Rio Olympics 2016: sevens minnow Nauru blocking Australia’s path to qualification

They are the rugby nation that has half a football field, a grand total of 150 player and only started playing the game four years ago.

But the footballing minnows from Nauru stand in the way of the Australian men’s sevens team qualifying for next year’s Rio Olympics.

The tiny Pacific island is Australia’s first pool opponent in the Oceania Regional Olympic qualifier in Auckland this weekend.

To help prepare for the tournament the team went into camp last weekend — at the coach’s home — where they had team bonding, training, video sessions and team talks.

While the Australian Rugby Union has ploughed plenty of money and resources into getting the team to the Olympics, their first-up opponents are the quintessential rugby battlers.

Nauru’s coach Ashly Dagan Kaierua said Sevens rugby was only introduced to the country in 2011.

“We started with touch and tag rugby because we never had the conditions to do tackle rugby,” Kaierua told the Daily Telegraph.

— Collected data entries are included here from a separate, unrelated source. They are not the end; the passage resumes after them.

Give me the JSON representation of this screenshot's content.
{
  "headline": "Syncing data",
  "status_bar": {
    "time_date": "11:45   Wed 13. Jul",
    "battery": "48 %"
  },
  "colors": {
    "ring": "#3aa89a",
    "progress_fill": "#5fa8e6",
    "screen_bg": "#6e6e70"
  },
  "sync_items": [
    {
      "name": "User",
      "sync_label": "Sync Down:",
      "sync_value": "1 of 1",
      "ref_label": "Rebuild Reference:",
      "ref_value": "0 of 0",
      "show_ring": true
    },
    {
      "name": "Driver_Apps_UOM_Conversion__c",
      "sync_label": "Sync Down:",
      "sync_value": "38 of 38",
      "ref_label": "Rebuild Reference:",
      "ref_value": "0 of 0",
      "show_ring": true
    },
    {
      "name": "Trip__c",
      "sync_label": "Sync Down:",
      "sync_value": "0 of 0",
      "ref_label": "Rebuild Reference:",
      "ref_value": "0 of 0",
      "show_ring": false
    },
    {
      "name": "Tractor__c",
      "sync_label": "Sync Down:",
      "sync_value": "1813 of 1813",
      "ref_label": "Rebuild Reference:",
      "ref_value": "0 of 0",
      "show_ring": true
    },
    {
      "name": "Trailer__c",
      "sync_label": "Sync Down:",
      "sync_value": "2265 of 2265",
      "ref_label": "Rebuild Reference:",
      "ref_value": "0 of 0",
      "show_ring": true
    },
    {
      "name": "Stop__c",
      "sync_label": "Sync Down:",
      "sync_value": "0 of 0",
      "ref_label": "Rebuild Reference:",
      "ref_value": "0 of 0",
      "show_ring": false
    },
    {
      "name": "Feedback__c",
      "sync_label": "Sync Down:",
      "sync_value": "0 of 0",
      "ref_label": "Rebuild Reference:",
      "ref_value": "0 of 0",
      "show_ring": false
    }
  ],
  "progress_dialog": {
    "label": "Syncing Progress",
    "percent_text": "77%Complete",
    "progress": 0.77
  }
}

Then locals secured a grassed area which they have proudly turned into a makeshift field.

“We call it the rugby ground, it is about 50 metre by 50 metre,” the coach said.

“We don’t have any goalposts but we have the markings of a rugby ground with halfway line and 10m line and tryline. And now we can do all the contact.”

While the Australian Sevens squad are on contracts, the Nauru players don’t have that luxury.

After a full day’s work they head off in the evening to do their practice on their home ground.

It is more difficult for the two or three players who work at the Nauru detention centre because they do 12 hour shifts which often means that they cannot get to training.

Squad members have had to take time off work for this weekend’s tournament and for some it will be their first trip overseas.

And Kaierua said his team is gearing up for the biggest game of their lives against the Australians, whose squad has been bolstered by the inclusion of World Cup winger Henry Speight.

“It is a massive challenge for our guys, we are focusing on our game at the moment,” the coach said.

Kaierua said the team will get inspiration from Japan’s stunning defeat of the South African Springboks during the World Cup.

“We have been watching the World Cup and Japan caused a big upset and we hope whatever happens on the field game works in our way, and anything can happen,” he said.